Let $X$ be the ordinal $\omega^2+1$, which as a topological
space is the same as infinitely many convergent sequences,
whose limit points converge. This space is homeomorphic to
a countable closed subset of the unit interval and is
therefore completely metrizable.  Let $D$ be the isolated points of $X$, which is exactly the
set of successor ordinals below $\omega^2$. This is dense,
since the closure adds the missing limit ordinals. Let $f$
be the function that interleaves two successive sequences
together into one. That, we combine the successor ordinals
in the interval $[\omega\cdot 2n,\omega\cdot 2(n+1))$ to those in
$[\omega\cdot n,\omega\cdot(n+1))$ by an injective function
that simply interleaves the two sequences into one. This is
injective on $D$ and also surjective.

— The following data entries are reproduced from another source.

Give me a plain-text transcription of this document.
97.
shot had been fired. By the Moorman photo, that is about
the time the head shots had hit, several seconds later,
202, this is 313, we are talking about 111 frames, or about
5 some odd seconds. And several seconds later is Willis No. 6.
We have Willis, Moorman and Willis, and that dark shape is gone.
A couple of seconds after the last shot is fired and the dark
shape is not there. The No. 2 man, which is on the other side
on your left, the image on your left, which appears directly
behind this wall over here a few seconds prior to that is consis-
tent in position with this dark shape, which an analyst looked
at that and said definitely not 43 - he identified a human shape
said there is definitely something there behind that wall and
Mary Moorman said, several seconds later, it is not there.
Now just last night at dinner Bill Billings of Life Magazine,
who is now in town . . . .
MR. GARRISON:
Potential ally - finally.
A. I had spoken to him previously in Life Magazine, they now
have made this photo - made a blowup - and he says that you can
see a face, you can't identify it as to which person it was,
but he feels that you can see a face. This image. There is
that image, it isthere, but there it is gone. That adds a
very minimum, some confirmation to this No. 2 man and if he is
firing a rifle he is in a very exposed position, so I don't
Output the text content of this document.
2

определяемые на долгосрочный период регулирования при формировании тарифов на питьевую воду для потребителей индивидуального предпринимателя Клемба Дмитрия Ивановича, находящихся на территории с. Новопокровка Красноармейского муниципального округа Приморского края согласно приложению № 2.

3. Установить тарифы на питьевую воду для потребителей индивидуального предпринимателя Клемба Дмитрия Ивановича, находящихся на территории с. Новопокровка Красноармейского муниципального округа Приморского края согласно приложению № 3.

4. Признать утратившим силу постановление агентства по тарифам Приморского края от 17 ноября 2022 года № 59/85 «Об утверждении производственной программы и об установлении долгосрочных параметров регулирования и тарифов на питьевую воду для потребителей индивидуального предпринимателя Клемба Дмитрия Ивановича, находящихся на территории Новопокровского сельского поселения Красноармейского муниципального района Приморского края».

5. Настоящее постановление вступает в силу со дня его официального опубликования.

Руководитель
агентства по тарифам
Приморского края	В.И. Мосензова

The function $f$
extends continuously to $X$ by mapping the limit points of
the successive sequences, $\omega\cdot2n$ and
$\omega\cdot2(n+1)$ both to $\omega\cdot n$, and
$\omega^2\mapsto \omega^2$. Note that the extension $f$ is
not injective.

A simpler version of this example, without ordinals, is to take $X$ to be the positive integers, plus a sequence converging to each of them in the interval below.  Specifically, let $X$ have points $k$ and also $k-\frac 1n$ for positive integers $k$ and $n$. Thus, $X$ is a countable closed subset of $\mathbb{R}$. Let $D$ be the isolated points $k−\frac1n$, and let $f$ be the function that interleaves successive convergent sequences into one. That is, for each adjecent pair of sequences, converging to $2n$ and $2(n+1)$, we map the isolated points of the sequences bijectively to the sequence converging to $n$.  This is bijective on D, but extends continuously to $X$, and is not injective on $X$. 

(I have removed the earlier flawed example.)